Formal Conceptual Truth is not limited to the speculative, but belongs in like manner to the practical, intellect; in so far as this latter is understood to be the actual cognitiou of proposed moral action or artificial production.

This Proposition likewise is intended to meet a special difficulty. For, as preceding Theses must have made sufficiently evident, the objects or entities represented are the measures of Conceptual Truth, which consists in the conformity of the intellectual act with the reality conceived. Wherefore, Formal Conceptual Truth can undoubtedly be found in the speculative intellect, a denomination given to that faculty in so far as it occupies itself with speculative subjects. But it would seem as though the reverse must be said of the practical intellect, i.e. the intellect as conversant with Ethics or Art. For the end of Ethics is action, and the end of Art is production; yet both these are moulded according to the knowledge of him who is acting and producing. Consequently, in the case of Ethics and Art, it is not things that measure thought, but thought that measures things. Thus, for instance, a watchmaker constructs a watch according to the rules which he has in his own mind; and, if the watch is a true one, it is so, because it is in conformity with the idea of the watchmaker. Yet, on the other hand, the practical intellect must admit of Formal Conceptual Truth; because, by the common consent of mankind, Truth and Falsity are predicated of the moral, as well as of the aesthetic, syllogism. Then, again, if there can be no Conceptual Truth, There can be no Science -- but Ethics and Aesthetics are properly called Sciences. Lastly, the Divine Intellect, as will be seen, is the Measure of creation; yet, in God's knowledge of created things is to be found Formal Conceptual Truth in infinite perfection.

Such is the difficulty. That which follows is the solution; and will serve at the same time for a declaration of the Proposition.

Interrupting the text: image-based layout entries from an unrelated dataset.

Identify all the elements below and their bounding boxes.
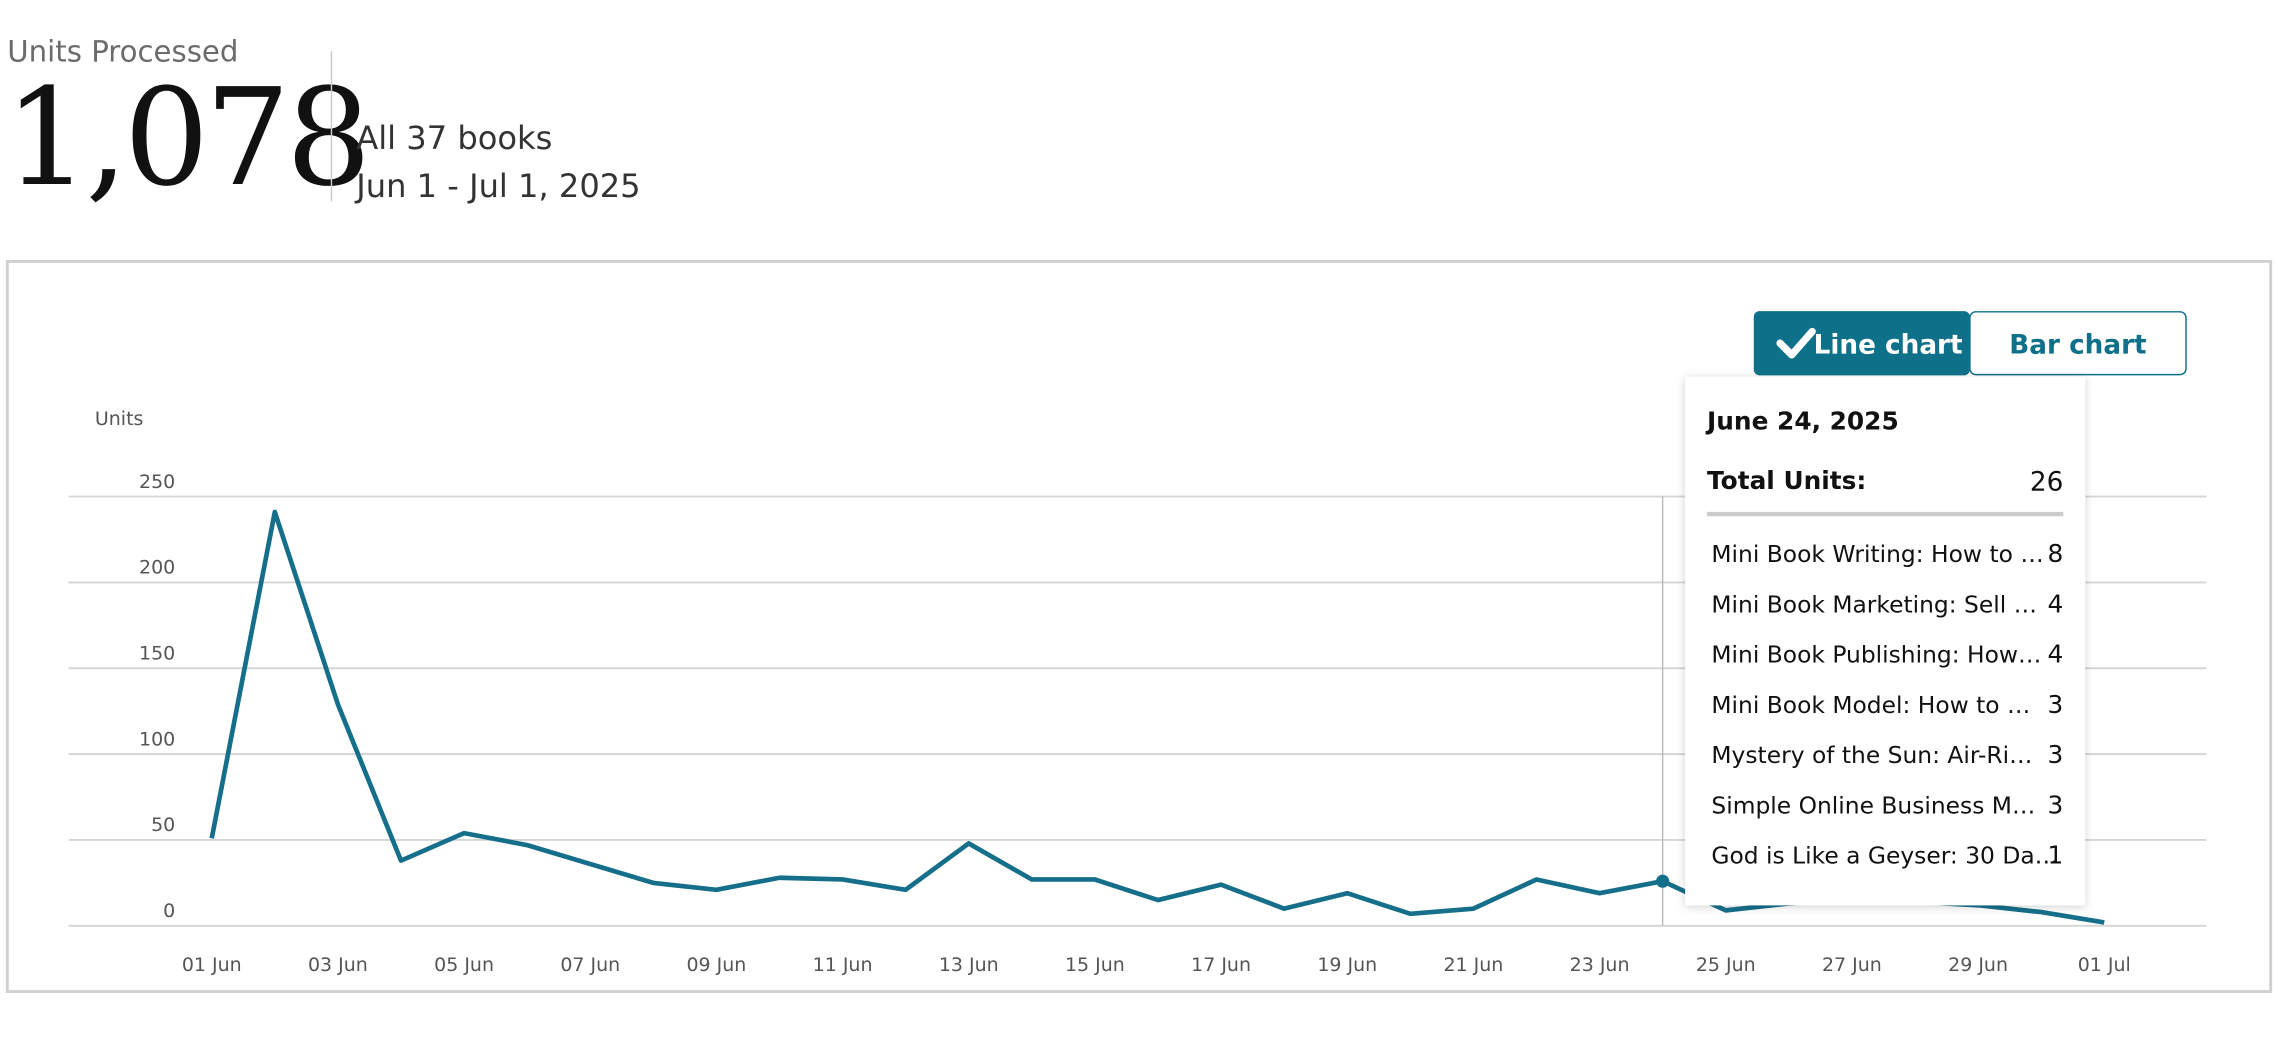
bar-chart-button[interactable] bbox=[1969, 311, 2187, 376]
bar-chart-label[interactable]: Bar chart bbox=[2009, 330, 2146, 360]
y-axis-label: Units bbox=[95, 408, 144, 430]
y-tick-label: 200 bbox=[139, 557, 175, 579]
tooltip-item-name: Mini Book Publishing: How… bbox=[1711, 641, 2041, 669]
tooltip-total: 26 bbox=[2030, 468, 2063, 498]
x-tick-label: 01 Jun bbox=[182, 954, 242, 976]
tooltip-item-name: God is Like a Geyser: 30 Da… bbox=[1711, 842, 2058, 870]
hover-point bbox=[1656, 874, 1670, 888]
tooltip-item-value: 4 bbox=[2048, 640, 2064, 669]
tooltip-item-name: Mini Book Marketing: Sell … bbox=[1711, 590, 2037, 618]
tooltip-date: June 24, 2025 bbox=[1705, 406, 1899, 435]
check-icon bbox=[1776, 327, 1816, 359]
x-tick-label: 11 Jun bbox=[813, 954, 873, 976]
x-tick-label: 03 Jun bbox=[308, 954, 368, 976]
metric-title: Units Processed bbox=[7, 34, 238, 68]
tooltip-item-value: 1 bbox=[2048, 841, 2064, 870]
line-chart-label[interactable]: Line chart bbox=[1814, 330, 1963, 360]
y-tick-label: 100 bbox=[139, 728, 175, 750]
tooltip-item-value: 3 bbox=[2048, 740, 2064, 769]
y-tick-label: 150 bbox=[139, 642, 175, 664]
x-tick-label: 23 Jun bbox=[1570, 954, 1630, 976]
scope: All 37 books bbox=[356, 119, 552, 157]
y-tick-label: 0 bbox=[163, 900, 175, 922]
tooltip-item-value: 4 bbox=[2048, 589, 2064, 618]
y-tick-label: 250 bbox=[139, 471, 175, 493]
x-tick-label: 21 Jun bbox=[1443, 954, 1503, 976]
tooltip: June 24, 2025 Total Units: 26 Mini Book … bbox=[1685, 376, 2086, 906]
y-tick-label: 50 bbox=[151, 814, 175, 836]
x-tick-label: 15 Jun bbox=[1065, 954, 1125, 976]
tooltip-item-value: 3 bbox=[2048, 790, 2064, 819]
tooltip-item-name: Mystery of the Sun: Air-Ri… bbox=[1711, 741, 2032, 769]
x-tick-label: 19 Jun bbox=[1317, 954, 1377, 976]
x-tick-label: 25 Jun bbox=[1696, 954, 1756, 976]
tooltip-item-value: 8 bbox=[2048, 539, 2064, 568]
tooltip-item-name: Mini Book Model: How to … bbox=[1711, 691, 2030, 719]
tooltip-total-label: Total Units: bbox=[1707, 466, 1866, 495]
x-tick-label: 13 Jun bbox=[939, 954, 999, 976]
toggle: Line chart Bar chart bbox=[1753, 311, 2187, 376]
tooltip-item-name: Simple Online Business M… bbox=[1711, 791, 2035, 819]
tooltip-item-value: 3 bbox=[2048, 690, 2064, 719]
x-tick-label: 05 Jun bbox=[434, 954, 494, 976]
tooltip-box bbox=[1685, 376, 2086, 906]
line-chart-button[interactable] bbox=[1753, 311, 1970, 376]
tooltip-item-name: Mini Book Writing: How to … bbox=[1711, 540, 2043, 568]
x-tick-label: 01 Jul bbox=[2078, 954, 2131, 976]
x-tick-label: 09 Jun bbox=[686, 954, 746, 976]
metric-total: 1,078 bbox=[4, 59, 367, 216]
x-tick-label: 27 Jun bbox=[1822, 954, 1882, 976]
date-range: Jun 1 - Jul 1, 2025 bbox=[354, 167, 640, 205]
chart-frame bbox=[5, 259, 2273, 994]
x-tick-label: 17 Jun bbox=[1191, 954, 1251, 976]
x-tick-label: 29 Jun bbox=[1948, 954, 2008, 976]
x-tick-label: 07 Jun bbox=[560, 954, 620, 976]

There are two aspects under which ethical and artistic cognition may be regarded. For such a thought may be considered as a thought or Concept, and it may be also considered as a cause. Considered as a cause, it is the measure of entities; considered as a thought, it is measured, like all other thoughts, by a reality external to itself. This needs further explanation.

THE FIRST MEMBER will be willingly admitted. For, as the cause is author of the effect; this latter must depend, for its truth, on its conformity with the former. THE SECOND MEMBER requires some elucidation. The moral or aesthetic syllogism, considered as a mere Concept, deals with the natures or essences of things, not with their existence. Thus, e.g. Fraud is unlawful. But such an action is fraudulent. Therefore it is unlawful. Here is a moral syllogism, the Major of which, (as is generally the case), is a self-evident principle. Man's intellect did not make, and cannot unmake it. That such a given action is a fraud, depends wholly on its intrinsic nature; not on the conception of it by the intellect. Therefore, the syllogism is true, in so far as it is conformable to the objective nature of things. If I direct my individual action by its light; then it becomes a cause, and fashions the action. So it is in the aesthetic, or artistic, syllogism. Take the case of a watchmaker, who reasons with himself in this wise: 'If I am to have an hour-hand and a minute-hand; the wheel that conveys motion to the minute-hand and receives it from the wheel which gives motion to the hour-hand, is most conveniently arranged according to the proportion of 5 to 60. Therefore, the cogs in the former should be a multiple by 12 of the cogs in the latter.' The premisses are not a creation of his own brain; but depend on the laws of motion and the abstract relation of numbers. So, in painting, the artist must be guided in his conception by the laws of perspective, by those of light and shade, and by those of natural form and proportion. But all these laws are realities objective to the intellect, which, in proportion as its idea is conformed to them, attains to Conceptual Truth. That such separation between the ethical or aesthetic syllogism considered as a Concept and considered as a cause, is possible, may be easily proved by the logic of facts. For, if such separation did not take place in Ethics, there would be no crime; and if there were no such separation in Art, all Art critics would be artists.